In early February, the GUY$552.6 billion national budget was approved and passed, the largest in Guyana’s history. More importantly, for the first time, it included GUY$126.7billion from the Natural Resources Fund (NRF), which represents Guyana’s share of profits and royalties from oil production. The money made from Guyana’s burgeoning oil and gas sector has been strategically used to support infrastructure projects and social programming, including the health and education sectors. Revenues have enabled the government to spend more while borrowing less from the domestic and international debt markets, compared to previous years.
This month in Houston, Texas, at a forum at the Baker Institute for Public Policy, Minister of Natural Resources, Vickram Bharrat, discussed how local content provisions are expected to generate higher demand for Guyanese goods but could also lead to the possibility of price hikes. “We have been pushing the other sectors, especially the agriculture sector,” said Minister Bharrat.
The government is seeking to proactively expand in-country production to guard against this problem and other challenges that come with the kind of rapid growth Guyana’s economy is experiencing. The Minister also highlighted how the government is pushing to build necessary infrastructure across Guyana and using oil funds to support the growth of its manufacturing sector to help meet demand locally, especially with the new Wales gas-to-energy project.
Recently, NRG Holdings won a contract to support future construction activities of ExxonMobil. This consortium is building a majority Guyanese owned shorebase, called Vreed-en-Hoop Shore Base Inc. (VEHSI), on the West Coast of Demerara. This project is another indicator that local content legislation is encouraging investment. This is evident in the billions of dollars in new infrastructure spending for Eccles to Mandela Avenue Road, which will be compliant with traffic regulations to increase safety. The government has also been vocal about commitment to the training and employment of Guyanese in the energy sector, which has led to development of training programmes and a new training centre.
As revenues are used to fund country-wide infrastructure like roads, electricity service and bridges, the positive effects of the oil sector could be felt beyond just Georgetown and well into the hinterland. At the Offshore Technology Conference (OTC) in Houston earlier this month, the future and growth of Guyana’s energy sector was a key discussion point.
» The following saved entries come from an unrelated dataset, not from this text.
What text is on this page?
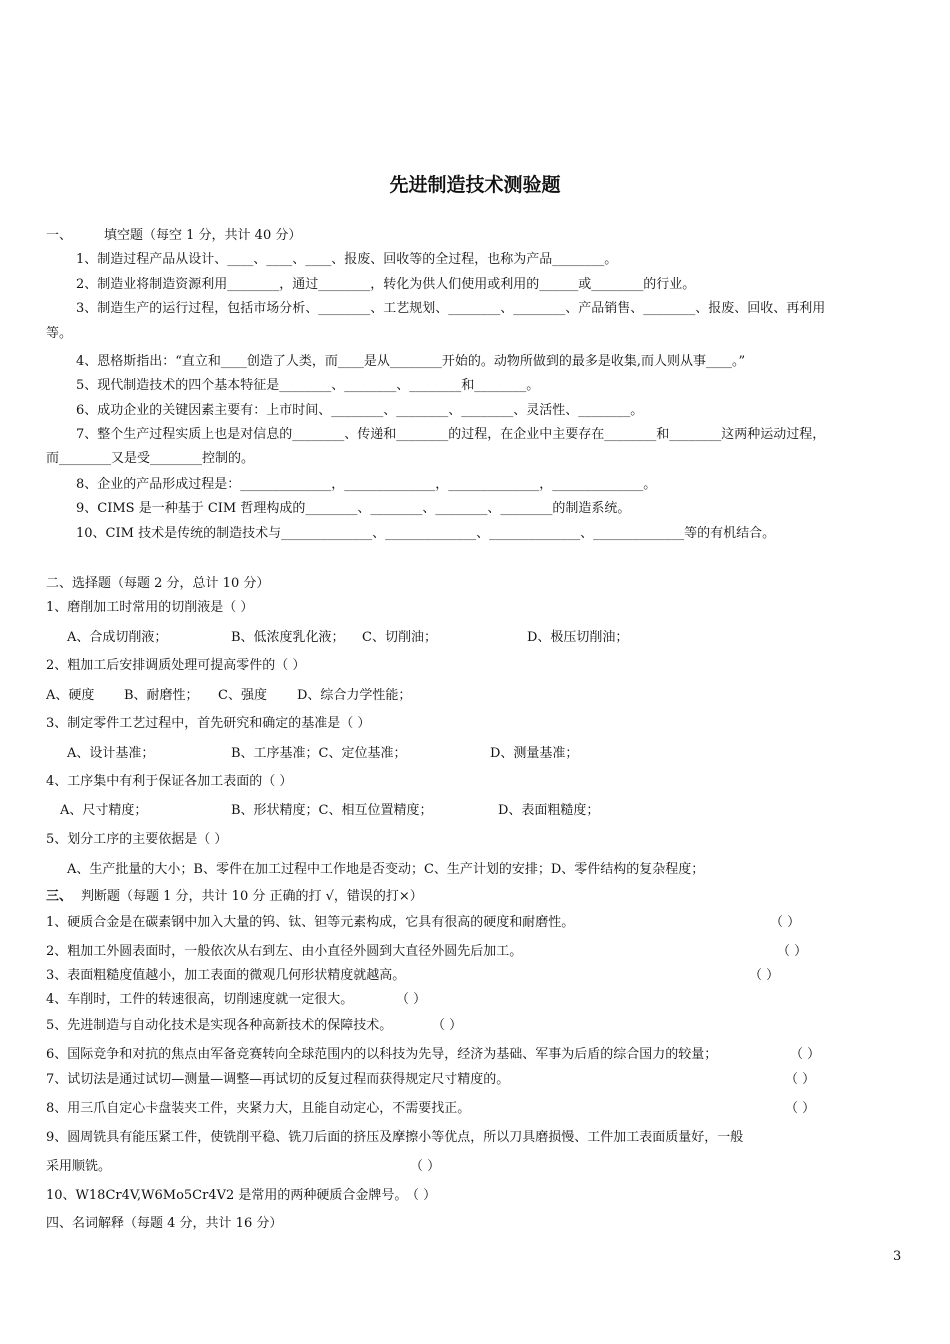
先进制造技术测验题
一、 填空题（每空 1 分，共计 40 分）
1、制造过程产品从设计、____、____、____、报废、回收等的全过程，也称为产品________。
2、制造业将制造资源利用________，通过________，转化为供人们使用或利用的______或________的行业。
3、制造生产的运行过程，包括市场分析、________、工艺规划、________、________、产品销售、________、报废、回收、再利用
等。
4、恩格斯指出：“直立和____创造了人类，而____是从________开始的。动物所做到的最多是收集,而人则从事____。”
5、现代制造技术的四个基本特征是________、________、________和________。
6、成功企业的关键因素主要有：上市时间、________、________、________、灵活性、________。
7、整个生产过程实质上也是对信息的________、传递和________的过程，在企业中主要存在________和________这两种运动过程，
而________又是受________控制的。
8、企业的产品形成过程是：______________，______________，______________，______________。
9、CIMS 是一种基于 CIM 哲理构成的________、________、________、________的制造系统。
10、CIM 技术是传统的制造技术与______________、______________、______________、______________等的有机结合。
二、选择题（每题 2 分，总计 10 分）
1、磨削加工时常用的切削液是（ ）
A、合成切削液；	B、低浓度乳化液； C、切削油；	D、极压切削油；
2、粗加工后安排调质处理可提高零件的（ ）
A、硬度 B、耐磨性； C、强度 D、综合力学性能；
3、制定零件工艺过程中，首先研究和确定的基准是（ ）
A、设计基准；	B、工序基准；C、定位基准；	D、测量基准；
4、工序集中有利于保证各加工表面的（ ）
A、尺寸精度；	B、形状精度；C、相互位置精度；	D、表面粗糙度；
5、划分工序的主要依据是（ ）
A、生产批量的大小；B、零件在加工过程中工作地是否变动；C、生产计划的安排；D、零件结构的复杂程度；
三、 判断题（每题 1 分，共计 10 分 正确的打 √，错误的打×）
1、硬质合金是在碳素钢中加入大量的钨、钛、钽等元素构成，它具有很高的硬度和耐磨性。	（ ）
2、粗加工外圆表面时，一般依次从右到左、由小直径外圆到大直径外圆先后加工。	（ ）
3、表面粗糙度值越小，加工表面的微观几何形状精度就越高。	（ ）
4、车削时，工件的转速很高，切削速度就一定很大。	（ ）
5、先进制造与自动化技术是实现各种高新技术的保障技术。	（ ）
6、国际竞争和对抗的焦点由军备竞赛转向全球范围内的以科技为先导，经济为基础、军事为后盾的综合国力的较量；	（ ）
7、试切法是通过试切—测量—调整—再试切的反复过程而获得规定尺寸精度的。	（ ）
8、用三爪自定心卡盘装夹工件，夹紧力大，且能自动定心，不需要找正。	（ ）
9、圆周铣具有能压紧工件，使铣削平稳、铣刀后面的挤压及摩擦小等优点，所以刀具磨损慢、工件加工表面质量好，一般
采用顺铣。	（ ）
10、W18Cr4V,W6Mo5Cr4V2 是常用的两种硬质合金牌号。
（ ）
四、名词解释（每题 4 分，共计 16 分）
3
Government officials have been vocal about highlighting both the benefits and challenges Guyana is facing and how it plans to meet them. The rapidly growing economy is driving increased demand for electricity, but the government has pledged that renewable energy will not be left behind. Pairing cleaner natural gas with solar and hydro is a national priority and a key investment area for oil revenues. The Low Carbon Development Strategy 2030 establishes incentives that promote a low-carbon economy to support both national and global net-zero goals.
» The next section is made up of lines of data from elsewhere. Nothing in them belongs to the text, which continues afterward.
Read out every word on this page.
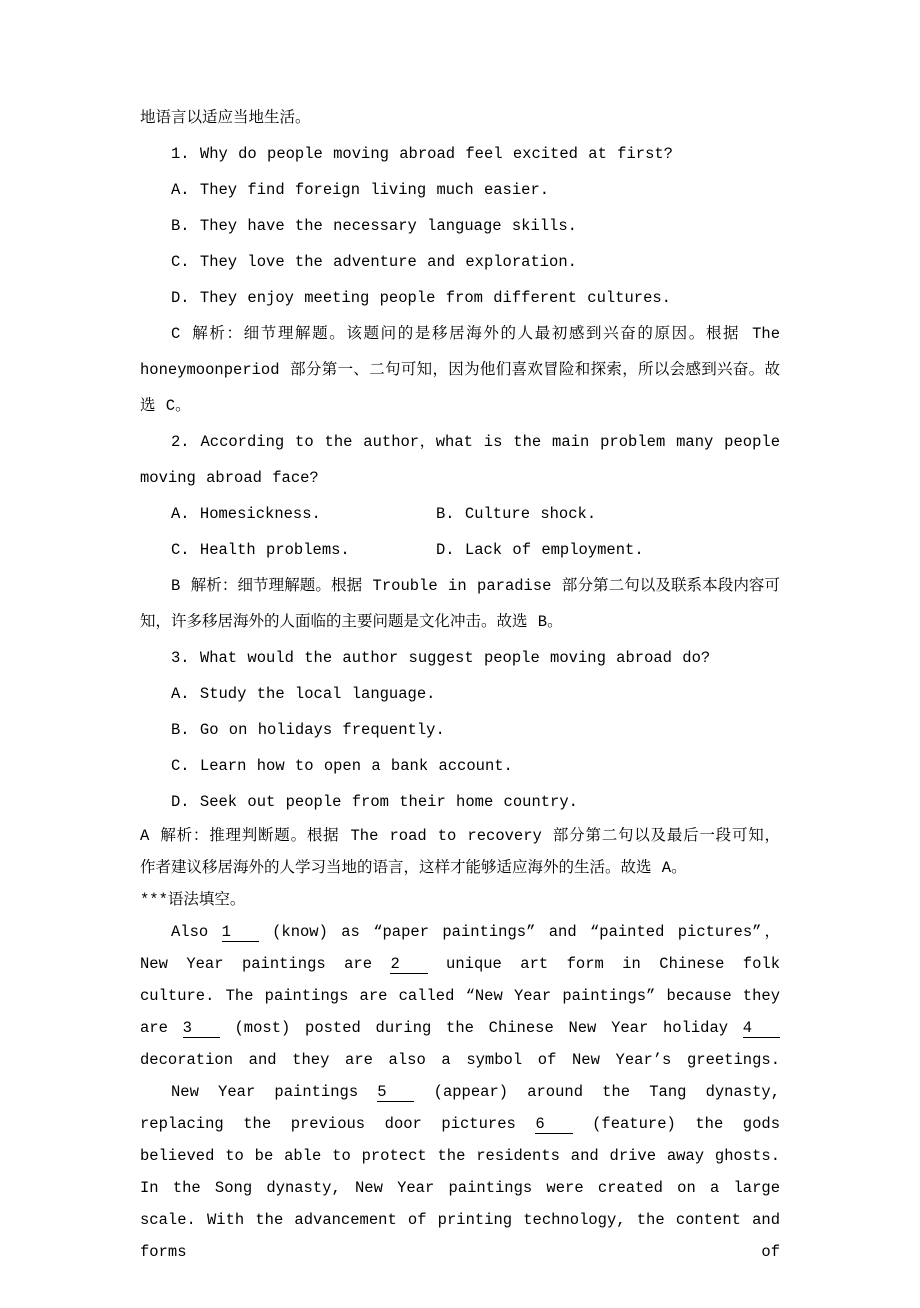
地语言以适应当地生活。

1. Why do people moving abroad feel excited at first?

A. They find foreign living much easier.

B. They have the necessary language skills.

C. They love the adventure and exploration.

D. They enjoy meeting people from different cultures.

C 解析：细节理解题。该题问的是移居海外的人最初感到兴奋的原因。根据 The honeymoonperiod 部分第一、二句可知，因为他们喜欢冒险和探索，所以会感到兴奋。故选 C。

2. According to the author，what is the main problem many people moving abroad face?

A. Homesickness.	B. Culture shock.
C. Health problems.	D. Lack of employment.

B 解析：细节理解题。根据 Trouble in paradise 部分第二句以及联系本段内容可知，许多移居海外的人面临的主要问题是文化冲击。故选 B。

3. What would the author suggest people moving abroad do?

A. Study the local language.

B. Go on holidays frequently.

C. Learn how to open a bank account.

D. Seek out people from their home country.

A 解析：推理判断题。根据 The road to recovery 部分第二句以及最后一段可知， 作者建议移居海外的人学习当地的语言，这样才能够适应海外的生活。故选 A。

***语法填空。

Also 1 (know) as “paper paintings” and “painted pictures”， New Year paintings are 2 unique art form in Chinese folk culture. The paintings are called “New Year paintings” because they are 3 (most) posted during the Chinese New Year holiday 4 decoration and they are also a symbol of New Year’s greetings.

New Year paintings 5 (appear) around the Tang dynasty, replacing the previous door pictures 6 (feature) the gods believed to be able to protect the residents and drive away ghosts. In the Song dynasty, New Year paintings were created on a large scale. With the advancement of printing technology, the content and forms of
Another benefit of Guyana’s oil wealth is that the country is nearing full employment. However, the surging demand for labour presents a risk due to Guyana’s small population and limited labour force, especially in highly skilled areas.
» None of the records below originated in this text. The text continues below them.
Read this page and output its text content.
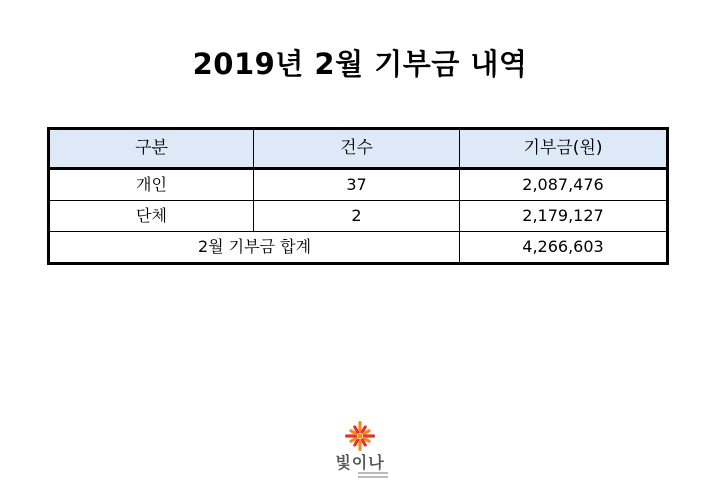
2019년 2월 기부금 내역
구분	건수	기부금(원)
개인	37	2,087,476
단체	2	2,179,127
2월 기부금 합계		4,266,603
빛이나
Vice President Bharrat Jagdeo recently pointed out that “we have a small population, a limited labour force; we’d have to carefully, at some point in the future, think we’d hit full employment. So, we may have to consider an active but careful immigration policy. That is how you expand your capacity.”
As the experience of other countries shows, local content policies like the one passed late last year can also have significant implications for this situation. It is critical that they are enforced in a way that does not strip critical workers away from other key industries through overly aggressive efforts that end up hurting the broader economy.
But, despite some of the challenges of a rapidly growing energy sector, oil revenues are enabling the government to proactively tackle issues like rising costs and scarce labour with new tax credits and programmes to support households and businesses in other sectors. Late last month, the Minister of Finance removed the cement tax in order to support the construction boom in addition to new programmes to help homebuyers and builders.
President Irfaan Ali announced, earlier this week, that the government will set up a special unit to assist people who own land but are having difficulties beginning construction of their homes. “The government will support the applicant through the process of applying for bank financing to meet the cost for constructing a home and will also look at helping in the initial phase of construction by the release of resources to expedite the construction process and help in bringing the banks and homeowners together so that you can own your own home,” President Ali said.
Guyana is already working to ensure non-energy sectors are on a path to also benefit and thrive from the new-found oil wealth. The actions by the government demonstrate a commitment to the responsible stewardship and deployment of resources that matches the rhetoric.